4. Heat one tablespoon of oil in a large skillet. Let the oil get good and hot. Panfry the shrimp in batches in the oil until brown (about 2 minutes). Flip them and cook on the other side for an additional 2 minutes. Drain them on paper towels to get rid of excess oil.
5. Do this until all the shrimp are cooked and perfectly brown. (You can keep the shrimp warm in a 200 degree oven on a baking sheet until all the shrimp are cooked and you are ready to serve).
6. Serve the shrimp on a bed of the shredded coconut for a pretty presentation. Zest a lemon over the top of the shrimp and serve the apricot horseradish sauce on the side. Delicious!

NOTE: This is one of my favorite summer dishes. They are light and crunchy and are great finger food…just pick up by the tail and dip into the sauce! Yummy.

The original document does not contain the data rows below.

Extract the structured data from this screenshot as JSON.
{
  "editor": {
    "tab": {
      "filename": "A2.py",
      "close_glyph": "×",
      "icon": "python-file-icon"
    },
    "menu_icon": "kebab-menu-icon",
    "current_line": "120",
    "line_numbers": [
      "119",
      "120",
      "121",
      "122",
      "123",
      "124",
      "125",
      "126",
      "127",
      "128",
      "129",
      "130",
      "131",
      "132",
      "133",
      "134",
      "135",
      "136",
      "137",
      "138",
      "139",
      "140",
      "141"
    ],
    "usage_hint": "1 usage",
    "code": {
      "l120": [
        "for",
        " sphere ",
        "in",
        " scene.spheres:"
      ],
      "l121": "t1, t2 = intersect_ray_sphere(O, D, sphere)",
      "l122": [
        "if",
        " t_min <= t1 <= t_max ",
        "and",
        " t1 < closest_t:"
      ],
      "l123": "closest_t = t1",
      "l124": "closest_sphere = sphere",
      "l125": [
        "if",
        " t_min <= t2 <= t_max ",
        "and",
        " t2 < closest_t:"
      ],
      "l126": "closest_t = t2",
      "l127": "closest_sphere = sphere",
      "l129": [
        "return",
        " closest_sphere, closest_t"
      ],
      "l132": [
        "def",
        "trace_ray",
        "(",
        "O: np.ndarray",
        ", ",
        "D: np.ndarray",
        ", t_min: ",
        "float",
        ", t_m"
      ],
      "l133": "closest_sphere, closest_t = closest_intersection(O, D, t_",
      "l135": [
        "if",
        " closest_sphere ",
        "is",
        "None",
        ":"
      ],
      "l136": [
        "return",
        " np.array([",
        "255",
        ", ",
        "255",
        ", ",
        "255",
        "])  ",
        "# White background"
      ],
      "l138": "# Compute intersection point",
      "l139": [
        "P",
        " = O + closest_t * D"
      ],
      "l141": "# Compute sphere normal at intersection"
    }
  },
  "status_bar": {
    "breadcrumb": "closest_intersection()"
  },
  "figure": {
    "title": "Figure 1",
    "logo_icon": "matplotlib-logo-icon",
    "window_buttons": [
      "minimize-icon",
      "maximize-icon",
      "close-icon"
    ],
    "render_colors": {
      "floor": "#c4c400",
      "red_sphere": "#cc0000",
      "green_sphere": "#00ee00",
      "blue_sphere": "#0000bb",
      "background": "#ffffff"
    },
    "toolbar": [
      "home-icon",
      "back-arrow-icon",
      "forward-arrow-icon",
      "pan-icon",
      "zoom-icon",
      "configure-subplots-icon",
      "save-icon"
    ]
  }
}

A couple of notes on the preparation and ingredients: I use Wondra flour for this because it is much finer than regular flour and won’t clump up. I like a very thin layer of the flour so the egg sticks but I want the coconut & panko mixture to be the star in my breading. If you don’t have Wondra, regular all purpose flour works just fine. You’ll also note that I recommend my homemade Apricot Sauce/jam as the base for the dipping sauce. When apricots are in season, I’ll make small batches of this and use it for all kinds of things like a glaze on salmon, a spread on breakfast toast and mixed here with horseradish for this great dipping sauce. Do try it but remember, you can substitute apricot or even peach preserves in this recipe, no problem.

You are going to see shrimp at the store identified as 16-20, or 22-30 etc. This just means the number of shrimp per pound. When I use the term Large, you are usually going to be somewhere between 16 and 22 per pound. This is the perfect serving for four dinners or six appetizers.One more tip, you may not think of serving this at a BBQ or off the grill but it is perfect for that. You do all the prep work in advance and then just hit up a pan on the grill, add oil and cook for a couple of minutes. It is a great grab and go outdoor party food so think of adding it to your next event’s menu. Enjoy.